My time was pretty dismal, around nine seconds. I can’t entirely blame the pistol though as I don’t get much range time these days. That is was one of the things I truly miss out on because I live in New York City. Then I shot with Dennis’ pistol and immediately cut my time in half. The math doesn’t lie. I had heard that JSOC operators had been using reflex sights on their pistols for years and now I can see why.
We finished the day by trying to shoot our pistols long range. All of us managed to hit the 100m target, a few hit the 200m target, but only Dennis nailed the 300m target and did it on his first attempt! He told me afterwards that he aimed about five feet above the actual steel target.
Now it was time to eat and the guys (much like my buddies in Switzerland) do not mess around with food. They cooked pork ribs, eggplant, sausage, and also had tuna in mayonnaise sauce. Afterwards, I was so tired and full that I passed out almost immediately.

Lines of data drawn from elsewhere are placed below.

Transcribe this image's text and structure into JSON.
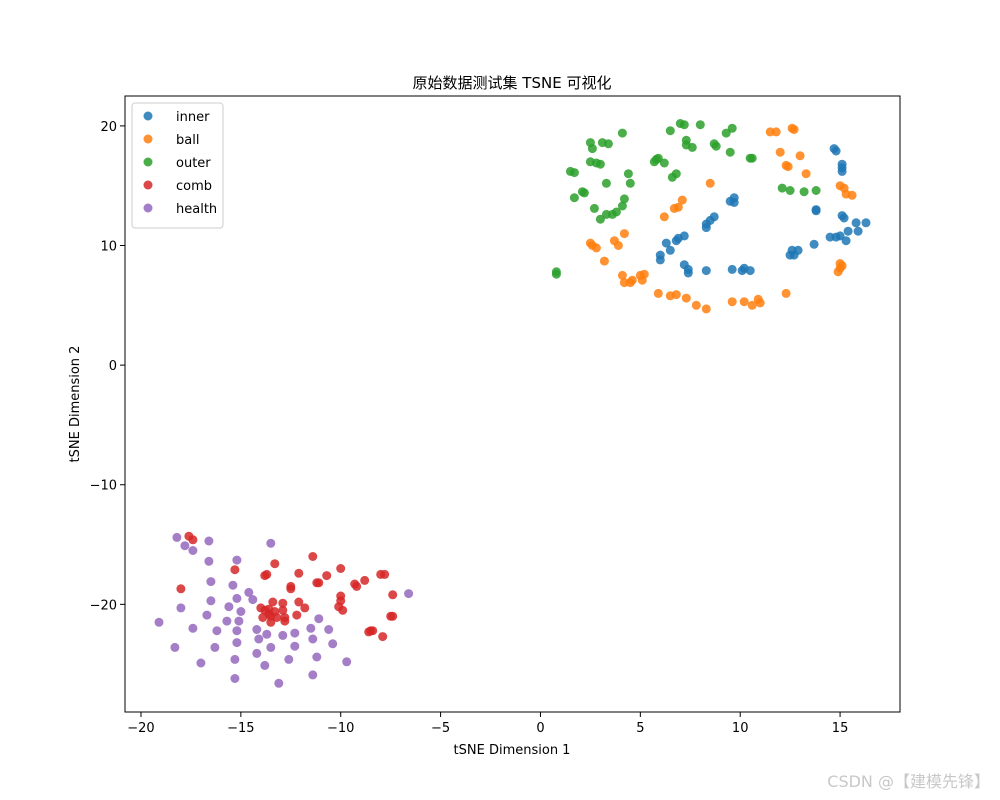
{
  "watermark": "CSDN @【建模先锋】",
  "chart_data": {
    "type": "scatter",
    "title": "原始数据测试集 TSNE 可视化",
    "xlabel": "tSNE Dimension 1",
    "ylabel": "tSNE Dimension 2",
    "xlim": [
      -20.8,
      18.0
    ],
    "ylim": [
      -29.0,
      22.5
    ],
    "xticks": [
      -20,
      -15,
      -10,
      -5,
      0,
      5,
      10,
      15
    ],
    "xtick_labels": [
      "−20",
      "−15",
      "−10",
      "−5",
      "0",
      "5",
      "10",
      "15"
    ],
    "yticks": [
      20,
      10,
      0,
      -10,
      -20
    ],
    "ytick_labels": [
      "20",
      "10",
      "0",
      "−10",
      "−20"
    ],
    "grid": false,
    "legend_position": "top-left",
    "series": [
      {
        "name": "inner",
        "color": "#1f77b4",
        "points": [
          [
            14.7,
            18.1
          ],
          [
            14.8,
            17.9
          ],
          [
            15.1,
            16.8
          ],
          [
            15.1,
            16.5
          ],
          [
            15.1,
            16.2
          ],
          [
            13.8,
            13.0
          ],
          [
            13.8,
            12.9
          ],
          [
            15.1,
            12.5
          ],
          [
            15.2,
            12.3
          ],
          [
            15.8,
            11.9
          ],
          [
            16.3,
            11.9
          ],
          [
            15.4,
            11.2
          ],
          [
            15.9,
            11.2
          ],
          [
            14.5,
            10.7
          ],
          [
            14.8,
            10.7
          ],
          [
            15.0,
            10.8
          ],
          [
            15.3,
            10.4
          ],
          [
            13.7,
            10.1
          ],
          [
            12.6,
            9.6
          ],
          [
            12.9,
            9.6
          ],
          [
            12.5,
            9.2
          ],
          [
            12.7,
            9.2
          ],
          [
            9.7,
            14.0
          ],
          [
            9.5,
            13.7
          ],
          [
            9.7,
            13.6
          ],
          [
            8.7,
            12.4
          ],
          [
            8.5,
            12.1
          ],
          [
            8.3,
            11.8
          ],
          [
            8.3,
            11.5
          ],
          [
            7.2,
            10.8
          ],
          [
            6.9,
            10.6
          ],
          [
            6.8,
            10.4
          ],
          [
            6.3,
            10.2
          ],
          [
            6.5,
            9.6
          ],
          [
            6.0,
            9.2
          ],
          [
            6.0,
            8.8
          ],
          [
            7.2,
            8.4
          ],
          [
            7.4,
            8.0
          ],
          [
            7.4,
            7.7
          ],
          [
            8.3,
            7.9
          ],
          [
            9.6,
            8.0
          ],
          [
            10.2,
            8.1
          ],
          [
            10.1,
            7.9
          ],
          [
            10.5,
            7.9
          ]
        ]
      },
      {
        "name": "ball",
        "color": "#ff7f0e",
        "points": [
          [
            11.5,
            19.5
          ],
          [
            11.8,
            19.5
          ],
          [
            12.6,
            19.8
          ],
          [
            12.7,
            19.7
          ],
          [
            12.0,
            17.8
          ],
          [
            13.0,
            17.5
          ],
          [
            12.3,
            16.7
          ],
          [
            12.4,
            16.6
          ],
          [
            13.3,
            16.0
          ],
          [
            15.0,
            15.0
          ],
          [
            15.2,
            14.8
          ],
          [
            15.3,
            14.3
          ],
          [
            15.6,
            14.2
          ],
          [
            8.5,
            15.2
          ],
          [
            7.1,
            13.8
          ],
          [
            6.7,
            13.1
          ],
          [
            6.9,
            13.2
          ],
          [
            6.2,
            12.4
          ],
          [
            4.2,
            11.0
          ],
          [
            3.7,
            10.4
          ],
          [
            3.9,
            10.0
          ],
          [
            2.5,
            10.2
          ],
          [
            2.6,
            10.0
          ],
          [
            2.8,
            9.8
          ],
          [
            3.2,
            8.7
          ],
          [
            15.0,
            8.5
          ],
          [
            15.1,
            8.3
          ],
          [
            15.0,
            8.1
          ],
          [
            14.9,
            7.8
          ],
          [
            5.2,
            7.6
          ],
          [
            5.0,
            7.5
          ],
          [
            4.1,
            7.5
          ],
          [
            4.6,
            7.1
          ],
          [
            4.2,
            6.9
          ],
          [
            4.5,
            6.9
          ],
          [
            5.1,
            7.1
          ],
          [
            5.9,
            6.0
          ],
          [
            6.5,
            5.8
          ],
          [
            6.8,
            5.9
          ],
          [
            7.3,
            5.6
          ],
          [
            7.8,
            5.0
          ],
          [
            8.3,
            4.7
          ],
          [
            9.6,
            5.3
          ],
          [
            10.2,
            5.3
          ],
          [
            10.6,
            5.0
          ],
          [
            10.9,
            5.5
          ],
          [
            11.0,
            5.2
          ],
          [
            12.3,
            6.0
          ]
        ]
      },
      {
        "name": "outer",
        "color": "#2ca02c",
        "points": [
          [
            7.0,
            20.2
          ],
          [
            7.2,
            20.1
          ],
          [
            8.0,
            20.1
          ],
          [
            9.6,
            19.8
          ],
          [
            9.3,
            19.4
          ],
          [
            6.5,
            19.6
          ],
          [
            4.1,
            19.4
          ],
          [
            2.5,
            18.6
          ],
          [
            2.6,
            18.1
          ],
          [
            3.1,
            18.6
          ],
          [
            3.4,
            18.5
          ],
          [
            7.3,
            18.8
          ],
          [
            7.3,
            18.4
          ],
          [
            7.6,
            18.2
          ],
          [
            8.7,
            18.5
          ],
          [
            8.8,
            18.3
          ],
          [
            9.5,
            17.8
          ],
          [
            10.5,
            17.3
          ],
          [
            10.6,
            17.3
          ],
          [
            5.8,
            17.2
          ],
          [
            5.7,
            17.0
          ],
          [
            5.9,
            17.3
          ],
          [
            6.2,
            16.9
          ],
          [
            2.5,
            17.0
          ],
          [
            2.8,
            16.9
          ],
          [
            3.0,
            16.8
          ],
          [
            1.5,
            16.2
          ],
          [
            1.7,
            16.1
          ],
          [
            4.4,
            16.0
          ],
          [
            6.8,
            16.0
          ],
          [
            6.6,
            15.7
          ],
          [
            3.3,
            15.2
          ],
          [
            4.5,
            15.2
          ],
          [
            12.1,
            14.8
          ],
          [
            12.5,
            14.6
          ],
          [
            13.2,
            14.5
          ],
          [
            13.8,
            14.6
          ],
          [
            2.1,
            14.5
          ],
          [
            2.2,
            14.4
          ],
          [
            1.7,
            14.0
          ],
          [
            4.2,
            13.9
          ],
          [
            4.1,
            13.3
          ],
          [
            3.8,
            12.8
          ],
          [
            3.6,
            12.6
          ],
          [
            3.3,
            12.6
          ],
          [
            3.0,
            12.2
          ],
          [
            2.7,
            13.1
          ],
          [
            0.8,
            7.6
          ],
          [
            0.8,
            7.8
          ]
        ]
      },
      {
        "name": "comb",
        "color": "#d62728",
        "points": [
          [
            -17.6,
            -14.3
          ],
          [
            -17.4,
            -14.6
          ],
          [
            -11.4,
            -16.0
          ],
          [
            -15.3,
            -17.1
          ],
          [
            -13.3,
            -16.6
          ],
          [
            -10.0,
            -17.0
          ],
          [
            -12.1,
            -17.4
          ],
          [
            -13.8,
            -17.6
          ],
          [
            -13.7,
            -17.5
          ],
          [
            -10.7,
            -17.6
          ],
          [
            -8.0,
            -17.5
          ],
          [
            -7.8,
            -17.5
          ],
          [
            -18.0,
            -18.7
          ],
          [
            -11.2,
            -18.2
          ],
          [
            -11.1,
            -18.2
          ],
          [
            -9.3,
            -18.3
          ],
          [
            -9.2,
            -18.5
          ],
          [
            -8.8,
            -18.0
          ],
          [
            -12.5,
            -18.5
          ],
          [
            -12.5,
            -18.7
          ],
          [
            -7.4,
            -19.2
          ],
          [
            -10.0,
            -19.3
          ],
          [
            -10.0,
            -19.7
          ],
          [
            -10.1,
            -20.2
          ],
          [
            -9.9,
            -20.5
          ],
          [
            -12.1,
            -19.8
          ],
          [
            -13.4,
            -19.8
          ],
          [
            -12.9,
            -19.9
          ],
          [
            -11.8,
            -20.3
          ],
          [
            -12.9,
            -20.5
          ],
          [
            -13.8,
            -20.5
          ],
          [
            -13.6,
            -20.4
          ],
          [
            -13.3,
            -20.6
          ],
          [
            -13.6,
            -20.8
          ],
          [
            -13.5,
            -21.0
          ],
          [
            -13.9,
            -21.1
          ],
          [
            -13.2,
            -21.1
          ],
          [
            -12.2,
            -20.9
          ],
          [
            -12.8,
            -21.1
          ],
          [
            -12.8,
            -21.4
          ],
          [
            -13.5,
            -21.5
          ],
          [
            -7.5,
            -21.0
          ],
          [
            -7.4,
            -21.0
          ],
          [
            -8.5,
            -22.2
          ],
          [
            -8.4,
            -22.2
          ],
          [
            -8.6,
            -22.3
          ],
          [
            -7.9,
            -22.7
          ],
          [
            -14.0,
            -20.3
          ]
        ]
      },
      {
        "name": "health",
        "color": "#9467bd",
        "points": [
          [
            -18.2,
            -14.4
          ],
          [
            -17.8,
            -15.1
          ],
          [
            -17.4,
            -15.5
          ],
          [
            -16.6,
            -14.7
          ],
          [
            -13.5,
            -14.9
          ],
          [
            -16.6,
            -16.4
          ],
          [
            -15.2,
            -16.3
          ],
          [
            -16.5,
            -18.1
          ],
          [
            -15.4,
            -18.4
          ],
          [
            -14.6,
            -19.0
          ],
          [
            -18.0,
            -20.3
          ],
          [
            -16.5,
            -19.7
          ],
          [
            -15.2,
            -19.5
          ],
          [
            -14.4,
            -19.6
          ],
          [
            -15.6,
            -20.2
          ],
          [
            -15.0,
            -20.6
          ],
          [
            -16.7,
            -20.9
          ],
          [
            -19.1,
            -21.5
          ],
          [
            -17.4,
            -22.0
          ],
          [
            -15.7,
            -21.4
          ],
          [
            -15.1,
            -21.4
          ],
          [
            -16.2,
            -22.2
          ],
          [
            -15.2,
            -22.2
          ],
          [
            -14.2,
            -22.1
          ],
          [
            -13.7,
            -22.5
          ],
          [
            -12.9,
            -22.6
          ],
          [
            -12.3,
            -22.4
          ],
          [
            -11.5,
            -22.0
          ],
          [
            -11.1,
            -21.2
          ],
          [
            -10.6,
            -22.1
          ],
          [
            -14.1,
            -22.9
          ],
          [
            -13.5,
            -23.6
          ],
          [
            -14.2,
            -24.1
          ],
          [
            -12.3,
            -23.5
          ],
          [
            -11.4,
            -22.9
          ],
          [
            -10.4,
            -23.3
          ],
          [
            -16.3,
            -23.6
          ],
          [
            -15.2,
            -23.2
          ],
          [
            -18.3,
            -23.6
          ],
          [
            -17.0,
            -24.9
          ],
          [
            -15.3,
            -24.6
          ],
          [
            -13.8,
            -25.1
          ],
          [
            -12.6,
            -24.6
          ],
          [
            -11.2,
            -24.4
          ],
          [
            -9.7,
            -24.8
          ],
          [
            -15.3,
            -26.2
          ],
          [
            -11.4,
            -25.9
          ],
          [
            -13.1,
            -26.6
          ],
          [
            -6.6,
            -19.1
          ]
        ]
      }
    ]
  }
}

The following morning we woke up and I continued to take the guys through their paces on the range, teaching them how to maneuver in a live fire environment in which they had to negotiate terrain. As security contractors, it is important for them to learn specific drills for their job but also to have a strong understanding of basic drills. From there, they can grow and adapt as individuals, changing the tactics to fit whichever specific situation they find themselves in.
By afternoon, we walked down to the empty villa and began doing (dry fire) room clearing. Suffice to say that the villa was way too big to effectively clear with a 8-man element in a real world setting, but the building was full of great training opportunities with winding staircases, large corridors, multiple connecting rooms, attics, and a massive open dining room. To switch things up, we then moved into the groundskeeper’s house to get the guys clearing rooms that they had not seen before.
Finally, we went back to the range and Dennis set up the final exam that he puts his guys through before sending them on maritime contracts. While taking place on a flat range, Dennis made the drill fairly dynamic and realistic by using the assets that he had available. Various types of cover were put out on the flat range that the shooters had to bound between and engage steel targets at 100-300 meter ranges. The targets were numbered and Dennis would call them out on the radio. What I liked about this drill was that you were behind cover, there was foreground (steel beams that hold up the overhead cover), and then targets and multiple ranges spread out laterally across the range. This forces the shooter to think about every shot and move his body position around to engage targets at different locations.
The next element Dennis worked in was having one shooter run up to the second floor of one of the factories and shoot the targets from an open window. This was to simulate a maritime contractor crawling up into the superstructure of a ship to get a better vantage point against incoming pirates. Finally, the last element added was having two guys go inside another building and engage targets from open doors and windows, another realistic setting. In the end, the entire team was firing at the targets from the ground, from indoors, and from an elevated position. It was a hell of a good time!
After two days in the boy’s secret tree fort at Castel del Rio, I was sorry to have to go. The Orion Group guys were wired tight and I think they will continue to make great strides, especially with such an outstanding training facility, one that I’m sure Dennis and Matteo will only improve over the coming months and years.